I'm not entirely sure how I heard about John Muir or his writings, but after poking around GoodReads for a while, I settled on picking-up his journal, My First Summer in the Sierra (1911), as a starting point. Most of the reviews on the book that I read kept stressing "as a journal..." or "this is not a novel..." I didn't really get why people kept repeating this point until I read it myself. This is most definitely a cut and dry journal. It has not been heavily edited to follow any plot structure. It can be repetitive. With all this, it was still an enjoyable read.

"Horseshoe Bend, Merced River" and "One of the Tributary Fountains of the Tuolumne Cañon
Waters, on the North Side of the Hoffman Range," both by John Muir
That being said, I vacillated between being completely absorbed in the book to being bored out of my mind. I couldn't place my finger on it at first, but I quickly figured out what my issue was with the book. While I very much enjoyed Muir's description and narration of the animals he saw during his camping, I had zero interest in his descriptions of the trees and plants. The journal is split pretty much 50/50 between the two, so I flip flopped between being interested and disinterested as he switched focus. I continued reading despite this because his writing is beautiful. Every time I considered to just leave the book, he said something absolutely stunning.
"The broad-shouldered fronds held high on smooth stout stalks growing close together, overleaning and overlapping, make a complete ceiling, beneath which one may walk erect over several acres without being seen, as if beneath a roof. And how soft and lovely the light streaming through this living ceiling, revealing the arching branching ribs and veins of the fronds as the framework of countless panes of pale green and yellow plant-glass nicely fitted together—a fairyland created out of the commonest fern-stuff."
- June 13, In Camp on the North Fork of the Merced
I also really enjoyed his sense of humour, especially when it came to talking about the two-thousand sheep he was traveling with. He constantly talks about them as "the grand mass of mutton" or "the wool bundles." (Although my favorite was "the woolly locusts.") One example of his great sense of humour, yet admiration, when discussing animals is when he describes the woodchuck in Chapter 6:
The woodchuck (Arctomys monax) of the bleak mountain-tops is a very different sort of mountaineer—the most bovine of rodents, a heavy eater, fat, aldermanic in bulk and fairly bloated, in his high pastures, like a cow in a clover field. One woodchuck would outweigh a hundred chipmunks, and yet he is by no means a dull animal.

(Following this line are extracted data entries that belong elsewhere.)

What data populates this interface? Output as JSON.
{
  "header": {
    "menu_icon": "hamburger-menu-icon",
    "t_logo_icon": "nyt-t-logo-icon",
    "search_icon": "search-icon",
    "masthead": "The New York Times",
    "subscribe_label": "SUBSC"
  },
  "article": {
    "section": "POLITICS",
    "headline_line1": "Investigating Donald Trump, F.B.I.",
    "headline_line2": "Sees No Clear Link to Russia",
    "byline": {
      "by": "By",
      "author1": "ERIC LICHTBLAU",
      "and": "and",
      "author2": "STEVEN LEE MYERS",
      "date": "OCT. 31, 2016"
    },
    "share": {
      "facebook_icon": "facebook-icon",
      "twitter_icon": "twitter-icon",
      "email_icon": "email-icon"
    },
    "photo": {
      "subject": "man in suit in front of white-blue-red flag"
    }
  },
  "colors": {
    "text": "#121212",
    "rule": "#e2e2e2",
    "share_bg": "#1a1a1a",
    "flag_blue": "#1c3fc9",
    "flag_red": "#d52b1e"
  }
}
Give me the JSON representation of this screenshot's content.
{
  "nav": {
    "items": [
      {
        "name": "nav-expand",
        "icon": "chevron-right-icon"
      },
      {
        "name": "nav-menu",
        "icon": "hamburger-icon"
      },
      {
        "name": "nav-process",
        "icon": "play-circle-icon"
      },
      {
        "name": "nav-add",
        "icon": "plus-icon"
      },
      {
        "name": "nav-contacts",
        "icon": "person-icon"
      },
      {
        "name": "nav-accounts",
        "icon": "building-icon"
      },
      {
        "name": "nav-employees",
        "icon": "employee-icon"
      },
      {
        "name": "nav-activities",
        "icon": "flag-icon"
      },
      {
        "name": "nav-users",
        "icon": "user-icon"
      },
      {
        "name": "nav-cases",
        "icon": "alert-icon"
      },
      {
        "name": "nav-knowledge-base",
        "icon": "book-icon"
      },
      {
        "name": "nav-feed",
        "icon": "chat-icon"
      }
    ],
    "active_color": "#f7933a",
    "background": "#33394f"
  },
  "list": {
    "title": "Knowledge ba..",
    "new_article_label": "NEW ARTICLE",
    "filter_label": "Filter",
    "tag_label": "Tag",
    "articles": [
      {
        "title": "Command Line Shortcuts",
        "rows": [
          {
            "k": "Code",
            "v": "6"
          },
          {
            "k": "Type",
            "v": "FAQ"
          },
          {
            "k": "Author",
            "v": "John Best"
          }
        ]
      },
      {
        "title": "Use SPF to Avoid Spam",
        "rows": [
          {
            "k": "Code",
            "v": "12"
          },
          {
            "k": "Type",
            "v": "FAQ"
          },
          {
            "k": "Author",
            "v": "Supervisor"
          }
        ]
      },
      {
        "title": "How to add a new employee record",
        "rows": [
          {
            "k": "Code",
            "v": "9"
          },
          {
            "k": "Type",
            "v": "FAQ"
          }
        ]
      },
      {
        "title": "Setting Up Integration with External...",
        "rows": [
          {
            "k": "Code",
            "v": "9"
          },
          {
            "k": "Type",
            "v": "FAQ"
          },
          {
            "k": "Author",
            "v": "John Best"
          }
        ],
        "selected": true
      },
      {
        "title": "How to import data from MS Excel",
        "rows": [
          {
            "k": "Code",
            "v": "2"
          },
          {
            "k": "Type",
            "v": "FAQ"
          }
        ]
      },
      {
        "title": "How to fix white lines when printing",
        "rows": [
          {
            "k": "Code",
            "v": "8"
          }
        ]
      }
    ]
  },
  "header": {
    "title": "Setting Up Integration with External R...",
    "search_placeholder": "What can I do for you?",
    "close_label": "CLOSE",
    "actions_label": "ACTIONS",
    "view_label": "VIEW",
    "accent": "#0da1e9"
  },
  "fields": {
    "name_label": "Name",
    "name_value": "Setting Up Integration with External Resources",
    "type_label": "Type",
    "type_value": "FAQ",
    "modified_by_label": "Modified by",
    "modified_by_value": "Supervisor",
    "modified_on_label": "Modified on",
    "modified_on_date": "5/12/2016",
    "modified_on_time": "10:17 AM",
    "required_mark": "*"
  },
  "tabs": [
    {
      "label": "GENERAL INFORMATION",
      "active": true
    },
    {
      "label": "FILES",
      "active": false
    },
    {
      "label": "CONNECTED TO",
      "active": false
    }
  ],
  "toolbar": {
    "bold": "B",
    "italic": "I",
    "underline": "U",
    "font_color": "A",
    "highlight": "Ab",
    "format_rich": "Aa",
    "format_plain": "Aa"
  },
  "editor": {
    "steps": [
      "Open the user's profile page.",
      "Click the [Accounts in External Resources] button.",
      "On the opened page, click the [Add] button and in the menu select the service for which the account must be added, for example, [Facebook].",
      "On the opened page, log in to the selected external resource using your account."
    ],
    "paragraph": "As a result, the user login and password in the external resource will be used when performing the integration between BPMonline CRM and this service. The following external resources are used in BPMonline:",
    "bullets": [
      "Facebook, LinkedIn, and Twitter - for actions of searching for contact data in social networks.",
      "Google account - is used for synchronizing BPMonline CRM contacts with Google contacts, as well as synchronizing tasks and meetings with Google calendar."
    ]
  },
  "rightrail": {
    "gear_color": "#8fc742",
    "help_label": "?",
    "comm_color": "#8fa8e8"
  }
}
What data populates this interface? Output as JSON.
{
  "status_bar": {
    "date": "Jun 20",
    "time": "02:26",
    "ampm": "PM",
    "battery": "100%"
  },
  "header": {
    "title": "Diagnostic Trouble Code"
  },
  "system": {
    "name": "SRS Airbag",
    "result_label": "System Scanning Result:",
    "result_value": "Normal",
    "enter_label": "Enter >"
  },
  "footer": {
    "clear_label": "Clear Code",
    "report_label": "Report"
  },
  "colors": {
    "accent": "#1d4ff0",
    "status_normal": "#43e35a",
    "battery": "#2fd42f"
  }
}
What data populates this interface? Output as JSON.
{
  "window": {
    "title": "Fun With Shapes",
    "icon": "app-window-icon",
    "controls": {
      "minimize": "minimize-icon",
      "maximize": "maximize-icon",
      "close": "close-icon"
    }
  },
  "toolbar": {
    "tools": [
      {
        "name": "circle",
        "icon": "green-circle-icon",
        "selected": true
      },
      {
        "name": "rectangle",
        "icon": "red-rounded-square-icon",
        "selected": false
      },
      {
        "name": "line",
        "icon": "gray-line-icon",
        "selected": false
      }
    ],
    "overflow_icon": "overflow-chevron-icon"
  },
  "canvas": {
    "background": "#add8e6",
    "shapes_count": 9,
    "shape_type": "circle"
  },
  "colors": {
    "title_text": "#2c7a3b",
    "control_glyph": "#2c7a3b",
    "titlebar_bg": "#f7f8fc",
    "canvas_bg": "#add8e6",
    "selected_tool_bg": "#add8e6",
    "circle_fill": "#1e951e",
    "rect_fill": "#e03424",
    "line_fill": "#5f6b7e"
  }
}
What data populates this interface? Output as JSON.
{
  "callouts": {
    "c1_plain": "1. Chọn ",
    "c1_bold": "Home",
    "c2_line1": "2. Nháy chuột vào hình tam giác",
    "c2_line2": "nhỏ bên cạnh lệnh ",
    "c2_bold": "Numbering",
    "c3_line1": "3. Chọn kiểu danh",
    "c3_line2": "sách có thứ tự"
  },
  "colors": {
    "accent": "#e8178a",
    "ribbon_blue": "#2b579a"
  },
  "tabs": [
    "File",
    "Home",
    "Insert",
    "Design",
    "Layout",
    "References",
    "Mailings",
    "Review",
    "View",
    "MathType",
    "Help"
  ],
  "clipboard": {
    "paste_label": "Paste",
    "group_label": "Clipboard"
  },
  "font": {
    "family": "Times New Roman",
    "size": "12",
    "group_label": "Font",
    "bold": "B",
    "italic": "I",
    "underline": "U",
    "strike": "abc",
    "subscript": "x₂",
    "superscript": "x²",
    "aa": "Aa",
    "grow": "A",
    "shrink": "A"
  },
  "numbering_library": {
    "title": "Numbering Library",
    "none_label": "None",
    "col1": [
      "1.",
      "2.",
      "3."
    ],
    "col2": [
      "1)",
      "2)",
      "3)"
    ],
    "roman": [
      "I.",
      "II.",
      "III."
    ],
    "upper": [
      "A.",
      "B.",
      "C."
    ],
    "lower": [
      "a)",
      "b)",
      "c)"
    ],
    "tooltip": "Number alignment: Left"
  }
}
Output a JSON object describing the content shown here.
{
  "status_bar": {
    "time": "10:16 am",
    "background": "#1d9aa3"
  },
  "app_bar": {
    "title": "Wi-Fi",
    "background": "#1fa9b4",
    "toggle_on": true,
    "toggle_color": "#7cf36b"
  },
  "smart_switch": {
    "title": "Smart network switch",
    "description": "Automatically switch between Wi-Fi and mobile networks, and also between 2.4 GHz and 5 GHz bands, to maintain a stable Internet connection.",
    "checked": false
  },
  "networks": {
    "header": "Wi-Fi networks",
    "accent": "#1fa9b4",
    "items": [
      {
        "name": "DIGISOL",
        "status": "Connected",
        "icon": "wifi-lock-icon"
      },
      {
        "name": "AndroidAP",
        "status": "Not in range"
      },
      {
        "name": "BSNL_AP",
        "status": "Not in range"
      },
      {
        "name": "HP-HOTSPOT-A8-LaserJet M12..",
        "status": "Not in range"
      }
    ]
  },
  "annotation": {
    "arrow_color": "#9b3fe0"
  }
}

-July 31, Mount Hoffman and Lake Tenaya
The book is in the public domain, so you can read it online in many places, like The Sierra Club or get the ebook through an online bookshop. Though, I would recommend finding a print version, perhaps through your library, so you can see his drawings in full printed glory.

John Muir
PBS also has an article on John Muir and the role he had in creating our National Parks. In a similar vein, The Wilderness Warrior: Theodore Roosevelt and the Crusade for America is a book I started a long time ago and put down. I should pick it up again sometime soon. Has anyone read it?